Tonegawa is a Japanese molecular biologist who was awarded the 1987 Nobel Prize in Medicine for his discovery of the genetic principle for generation of antibody diversity. He discovered how the immune system could genetically change the body’s antibodies to adapt against new antigens.
1908 – Louis Essen was born.
Essen was a British physicist who developed methods to precisely measure the passing of time. He developed the quartz crystal ring clock with an accuracy of one-second loss in three years. He also developed the first atomic clock with Jack Parry. Their clock used the natural resonance frequency of cesium atoms and would be accurate to one second in 2000 years. Clocks based on this design would be used to define the SI standard of the second used today.
1906 – Luis Federico Leloir was born.
Leloir was an Argentine physician and biochemist who was awarded the 1970 Nobel Prize in Chemistry for the discovery of sugar nucleotides and their role in carbohydrate biosynthesis.
He researched the way the body breaks down and forms lactose and discovered sugar nucleotides. These are important parts of the process the body converts sugar to usable energy.
1892 – Edward Victor Appleton was born.
Appleton was a British physicist who investigated the physics of the upper atmosphere or ionosphere. He found radio signals are reflected off a boundary in the atmosphere and interfere with the same signal traveling along the ground. This reflective layer is called the Appleton layer and was important in the development of radar. This work would earn him the 1947 Nobel Prize in Physics.

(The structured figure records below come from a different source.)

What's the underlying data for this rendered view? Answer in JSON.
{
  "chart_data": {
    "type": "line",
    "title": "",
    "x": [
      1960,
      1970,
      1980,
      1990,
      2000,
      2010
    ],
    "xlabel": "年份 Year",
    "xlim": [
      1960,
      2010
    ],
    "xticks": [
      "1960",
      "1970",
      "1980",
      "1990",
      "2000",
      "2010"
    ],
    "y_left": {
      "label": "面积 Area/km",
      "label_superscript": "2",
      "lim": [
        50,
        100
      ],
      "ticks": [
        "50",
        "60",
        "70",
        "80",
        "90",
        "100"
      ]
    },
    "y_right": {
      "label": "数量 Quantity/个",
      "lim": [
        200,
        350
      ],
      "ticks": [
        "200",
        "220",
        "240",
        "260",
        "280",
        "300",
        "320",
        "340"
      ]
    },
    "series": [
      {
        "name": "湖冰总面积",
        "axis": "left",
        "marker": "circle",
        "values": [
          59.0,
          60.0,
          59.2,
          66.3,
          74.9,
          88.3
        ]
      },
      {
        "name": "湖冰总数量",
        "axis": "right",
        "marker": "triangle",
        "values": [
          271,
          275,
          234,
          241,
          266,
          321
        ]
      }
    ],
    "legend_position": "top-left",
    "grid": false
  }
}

1811 – James Melville Gilliss was born.
Gilliss was an American astronomer who was the founder of the US Naval Observatory, the first US research observatory. The original mission of the Observatory was to maintain the Navy’s ship chronometers, charts, and navigational equipment.
1876 – John James Richard Macleod was born.
1766 – John Dalton was born.
Dalton was an English chemist and physicist who is best known for his atomic theory and research into color blindness. He proposed elements were made up of individual atoms that could not be broken down into smaller parts. He also said all atoms of an element are identical.
He sought to determine the cause of color blindness since he was color blind himself. He believed it was caused by a discoloration in the medium in the eye.